In September 10, 2001, I heard her in the Sibelius Concerto with the Oregon Symphony in Portland, which I was then running. She played with the same passionate commitment you find in her recording from 1970. The next morning, September 11, I had to call her at her hotel with the news of the attack on the Twin Towers. It was early and she didn't know about the tragic events and pain and anxiety were suddenly there in her voice. But that night she played the concerto again with the orchestra for a bereft public contending with its own grief and needing music more than ever before. She gave the performance everything and then wanted to know if she could do more to help.

In 2005, she suffered an injury to her hand and announced that she would be retiring from the concert platform. Even though she had recorded extensively including all the major concertos, losing her live presence on the concert stage was the saddest deprivation.

But then in 2010, Kyung-wha reemerged and since then has been making a comeback. This has led to the above mentioned project and recording, the complete Bach Sonatas and Partitas for solo violin. These works represent something so special in the life of a performer. Perhaps they are the zenith of any career but without doubt to record them is something of a unique challenge and privilege.
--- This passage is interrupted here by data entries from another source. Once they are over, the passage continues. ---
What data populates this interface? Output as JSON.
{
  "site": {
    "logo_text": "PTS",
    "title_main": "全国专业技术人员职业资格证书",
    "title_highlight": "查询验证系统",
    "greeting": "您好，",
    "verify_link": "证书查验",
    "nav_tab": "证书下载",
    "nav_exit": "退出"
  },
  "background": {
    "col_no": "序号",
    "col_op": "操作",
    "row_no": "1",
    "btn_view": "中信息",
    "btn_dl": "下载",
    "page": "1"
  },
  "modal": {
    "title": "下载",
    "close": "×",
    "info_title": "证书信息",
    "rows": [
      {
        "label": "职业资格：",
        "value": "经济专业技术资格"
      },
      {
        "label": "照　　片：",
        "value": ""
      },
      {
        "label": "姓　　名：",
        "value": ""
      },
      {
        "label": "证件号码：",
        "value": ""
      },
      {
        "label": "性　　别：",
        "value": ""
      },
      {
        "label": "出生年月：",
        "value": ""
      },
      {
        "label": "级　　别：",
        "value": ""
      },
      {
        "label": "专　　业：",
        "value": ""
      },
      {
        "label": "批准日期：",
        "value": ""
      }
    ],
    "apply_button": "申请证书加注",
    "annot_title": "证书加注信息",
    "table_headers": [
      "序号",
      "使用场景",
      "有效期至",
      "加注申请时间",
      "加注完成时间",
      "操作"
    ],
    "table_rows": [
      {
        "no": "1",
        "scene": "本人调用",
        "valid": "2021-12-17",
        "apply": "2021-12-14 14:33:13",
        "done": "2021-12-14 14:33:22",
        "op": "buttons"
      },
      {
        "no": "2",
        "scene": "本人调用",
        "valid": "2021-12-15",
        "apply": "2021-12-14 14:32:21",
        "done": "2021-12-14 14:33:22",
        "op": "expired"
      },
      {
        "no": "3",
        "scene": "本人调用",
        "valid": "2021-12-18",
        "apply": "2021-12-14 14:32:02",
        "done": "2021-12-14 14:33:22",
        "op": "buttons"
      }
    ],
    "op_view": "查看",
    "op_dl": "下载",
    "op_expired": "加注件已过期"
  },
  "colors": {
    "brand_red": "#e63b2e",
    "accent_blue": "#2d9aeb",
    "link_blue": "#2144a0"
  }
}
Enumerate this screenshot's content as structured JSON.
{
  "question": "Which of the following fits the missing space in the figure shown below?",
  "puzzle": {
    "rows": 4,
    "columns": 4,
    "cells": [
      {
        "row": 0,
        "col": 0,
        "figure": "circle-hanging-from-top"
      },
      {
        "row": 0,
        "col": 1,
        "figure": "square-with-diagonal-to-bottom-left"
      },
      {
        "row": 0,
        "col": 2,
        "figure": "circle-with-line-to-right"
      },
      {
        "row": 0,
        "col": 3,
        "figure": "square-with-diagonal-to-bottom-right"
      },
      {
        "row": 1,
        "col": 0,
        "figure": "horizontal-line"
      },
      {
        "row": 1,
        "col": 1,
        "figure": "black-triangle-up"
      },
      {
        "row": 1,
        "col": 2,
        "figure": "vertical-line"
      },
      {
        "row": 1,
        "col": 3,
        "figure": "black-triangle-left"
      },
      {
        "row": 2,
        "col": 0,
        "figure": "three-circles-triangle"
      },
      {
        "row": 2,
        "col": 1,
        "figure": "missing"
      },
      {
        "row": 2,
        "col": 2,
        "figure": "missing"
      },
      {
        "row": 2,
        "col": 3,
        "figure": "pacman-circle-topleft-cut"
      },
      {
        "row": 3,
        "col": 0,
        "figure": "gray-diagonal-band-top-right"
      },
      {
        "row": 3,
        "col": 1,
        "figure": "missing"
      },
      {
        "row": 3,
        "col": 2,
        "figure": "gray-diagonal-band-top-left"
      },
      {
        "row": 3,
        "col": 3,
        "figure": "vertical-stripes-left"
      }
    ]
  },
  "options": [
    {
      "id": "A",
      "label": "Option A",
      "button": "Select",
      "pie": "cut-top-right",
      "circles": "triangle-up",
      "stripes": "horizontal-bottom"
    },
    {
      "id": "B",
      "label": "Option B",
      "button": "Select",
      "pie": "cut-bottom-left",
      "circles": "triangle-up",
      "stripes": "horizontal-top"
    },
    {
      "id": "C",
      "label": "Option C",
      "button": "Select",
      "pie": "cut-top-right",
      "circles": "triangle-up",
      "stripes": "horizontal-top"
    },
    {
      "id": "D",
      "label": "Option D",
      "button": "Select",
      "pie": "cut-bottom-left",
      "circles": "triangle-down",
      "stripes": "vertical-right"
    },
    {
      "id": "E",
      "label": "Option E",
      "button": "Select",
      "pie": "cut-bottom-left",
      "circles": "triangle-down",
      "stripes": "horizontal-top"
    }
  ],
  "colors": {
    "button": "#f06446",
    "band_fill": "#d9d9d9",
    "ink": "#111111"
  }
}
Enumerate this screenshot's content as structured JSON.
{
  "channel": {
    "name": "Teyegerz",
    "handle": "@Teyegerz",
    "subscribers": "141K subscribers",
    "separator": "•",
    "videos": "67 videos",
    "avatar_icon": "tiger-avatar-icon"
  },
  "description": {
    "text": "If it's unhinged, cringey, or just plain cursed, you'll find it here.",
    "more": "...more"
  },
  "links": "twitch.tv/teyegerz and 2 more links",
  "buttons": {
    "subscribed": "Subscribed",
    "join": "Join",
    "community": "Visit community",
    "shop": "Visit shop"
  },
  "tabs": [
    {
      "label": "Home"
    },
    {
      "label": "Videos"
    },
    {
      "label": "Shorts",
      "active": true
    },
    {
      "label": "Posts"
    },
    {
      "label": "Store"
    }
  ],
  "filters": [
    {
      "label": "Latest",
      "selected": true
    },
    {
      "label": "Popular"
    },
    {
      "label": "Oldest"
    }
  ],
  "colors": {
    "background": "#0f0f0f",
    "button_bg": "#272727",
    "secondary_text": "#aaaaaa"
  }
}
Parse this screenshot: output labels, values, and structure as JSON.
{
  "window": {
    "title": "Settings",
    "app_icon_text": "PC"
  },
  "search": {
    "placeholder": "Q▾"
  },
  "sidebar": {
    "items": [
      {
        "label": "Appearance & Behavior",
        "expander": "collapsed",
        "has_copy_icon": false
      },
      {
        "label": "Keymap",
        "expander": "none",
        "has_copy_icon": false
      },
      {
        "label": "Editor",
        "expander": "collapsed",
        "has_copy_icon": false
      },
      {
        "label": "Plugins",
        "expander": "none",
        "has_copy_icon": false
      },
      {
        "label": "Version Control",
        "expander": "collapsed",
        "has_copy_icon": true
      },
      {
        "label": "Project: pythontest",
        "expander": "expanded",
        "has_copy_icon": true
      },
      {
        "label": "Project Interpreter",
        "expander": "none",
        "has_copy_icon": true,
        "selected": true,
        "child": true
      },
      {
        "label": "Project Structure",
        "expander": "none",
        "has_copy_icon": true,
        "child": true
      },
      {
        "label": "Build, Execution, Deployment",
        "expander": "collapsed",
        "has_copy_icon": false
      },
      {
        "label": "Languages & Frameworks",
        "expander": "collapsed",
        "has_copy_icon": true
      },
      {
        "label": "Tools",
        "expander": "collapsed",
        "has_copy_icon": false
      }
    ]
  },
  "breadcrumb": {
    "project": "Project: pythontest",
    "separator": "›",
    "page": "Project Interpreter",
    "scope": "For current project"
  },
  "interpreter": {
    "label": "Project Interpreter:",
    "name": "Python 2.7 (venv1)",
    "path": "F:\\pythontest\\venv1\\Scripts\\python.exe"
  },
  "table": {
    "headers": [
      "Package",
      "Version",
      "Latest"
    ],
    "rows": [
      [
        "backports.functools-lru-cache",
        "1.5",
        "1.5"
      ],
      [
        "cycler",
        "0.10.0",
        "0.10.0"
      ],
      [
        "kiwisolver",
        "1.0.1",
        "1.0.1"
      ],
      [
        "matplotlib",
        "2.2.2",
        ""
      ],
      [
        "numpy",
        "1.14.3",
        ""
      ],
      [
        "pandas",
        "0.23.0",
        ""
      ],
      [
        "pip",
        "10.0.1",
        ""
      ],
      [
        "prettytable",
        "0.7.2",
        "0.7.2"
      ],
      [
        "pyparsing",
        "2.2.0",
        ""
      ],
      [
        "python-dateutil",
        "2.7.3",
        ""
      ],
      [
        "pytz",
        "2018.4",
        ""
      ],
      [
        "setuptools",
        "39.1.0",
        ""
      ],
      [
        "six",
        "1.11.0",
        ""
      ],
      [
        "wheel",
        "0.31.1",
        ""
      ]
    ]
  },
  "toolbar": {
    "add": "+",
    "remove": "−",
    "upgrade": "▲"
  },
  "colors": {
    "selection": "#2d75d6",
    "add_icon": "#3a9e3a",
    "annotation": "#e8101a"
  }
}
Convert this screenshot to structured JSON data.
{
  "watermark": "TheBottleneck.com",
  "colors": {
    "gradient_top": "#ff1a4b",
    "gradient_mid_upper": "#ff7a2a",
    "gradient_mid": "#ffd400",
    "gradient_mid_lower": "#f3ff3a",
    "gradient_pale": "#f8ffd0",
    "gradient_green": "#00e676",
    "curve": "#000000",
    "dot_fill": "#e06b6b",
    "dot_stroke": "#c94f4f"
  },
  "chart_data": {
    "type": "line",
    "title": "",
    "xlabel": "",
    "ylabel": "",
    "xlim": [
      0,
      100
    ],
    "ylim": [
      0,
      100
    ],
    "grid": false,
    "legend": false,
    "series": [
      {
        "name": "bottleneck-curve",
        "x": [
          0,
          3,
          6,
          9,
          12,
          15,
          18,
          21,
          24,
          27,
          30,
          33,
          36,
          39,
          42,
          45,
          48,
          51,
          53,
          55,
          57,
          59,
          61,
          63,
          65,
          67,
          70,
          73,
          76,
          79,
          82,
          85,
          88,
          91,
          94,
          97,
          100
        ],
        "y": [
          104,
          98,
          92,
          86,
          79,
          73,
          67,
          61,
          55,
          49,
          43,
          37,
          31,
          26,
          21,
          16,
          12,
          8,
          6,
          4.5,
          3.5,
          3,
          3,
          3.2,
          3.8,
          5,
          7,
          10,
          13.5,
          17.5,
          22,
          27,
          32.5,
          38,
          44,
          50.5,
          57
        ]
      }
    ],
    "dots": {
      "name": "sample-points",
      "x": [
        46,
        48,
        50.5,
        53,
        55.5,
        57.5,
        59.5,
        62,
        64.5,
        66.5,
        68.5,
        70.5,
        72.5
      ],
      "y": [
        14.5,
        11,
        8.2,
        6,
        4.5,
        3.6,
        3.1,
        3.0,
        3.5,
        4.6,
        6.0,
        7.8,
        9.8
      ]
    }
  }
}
I listened to this new recording and was deeply impressed and moved by her reading. It should be stated immediately that early music performance practice does not inform these readings at all. This is Bach in romantic style, so don't expect the sort of approach Rachel Podger--a violinist I also greatly admire but for other reasons--gives to Bach. Kyung-wha's reading has a wonderful authenticity, beauty of sound and phrasing and a heroic aspect, which you associate with the great violinists of the past. Maybe there is an echo of Joseph Szigeti with whom she studied in Europe after Julliard. It is a recording we should welcome not just as an addition to the catalogue but also as an announcement of the return of one of the greatest talents of her generation. She will be performing the complete Bach in many recitals around the world over the next few months (in Asia in December and January; in the UK and US in May) and I for one will make certain to attend and hear her play these works that obviously have guided her spirit for so long.

In May 2015 at New England Conservatory of Music in Boston I had the great pleasure of awarding Kyung-wha an Honorary Degree for her services to music, an award that she received with charm and humility. But it was the response from the Korean students in seeing her at NEC and having her on the stage of Jordan Hall, that was truly remarkable. She was greeted as their hero, their inspiration, a legend, a shining example of violinistic talent, and most notably the first from their country to conquer the world and find a place on the international stage. Many of these Korean students have talked with me about the gender and racial prejudices that they still encounter in the music world. Their stories fill me full of disappointment at the behavior of others. I do not know if Kyung-wha experienced this as well when she forged her early career, but as the first, she remains the inspiration for this new younger generation of wonderfully gifted artists who have hopes similar to hers in 1967.

After receiving her Honorary Doctorate she sat on stage with the other recipients and members of faculty demonstrably enjoying the positive energy that makes any Commencement Day so very special. One young musician from Seoul as he walked past her onstage to receive his degree just could not resist the moment and stopped to take a selfie with her. She seemed to relish every second of this inclusive and humorous act of total opportunism. It was my favorite part of the day and loved by everyone. I am so delighted that this great artist and her joyous musical spirit are back with us wanting to play and contribute as much as ever.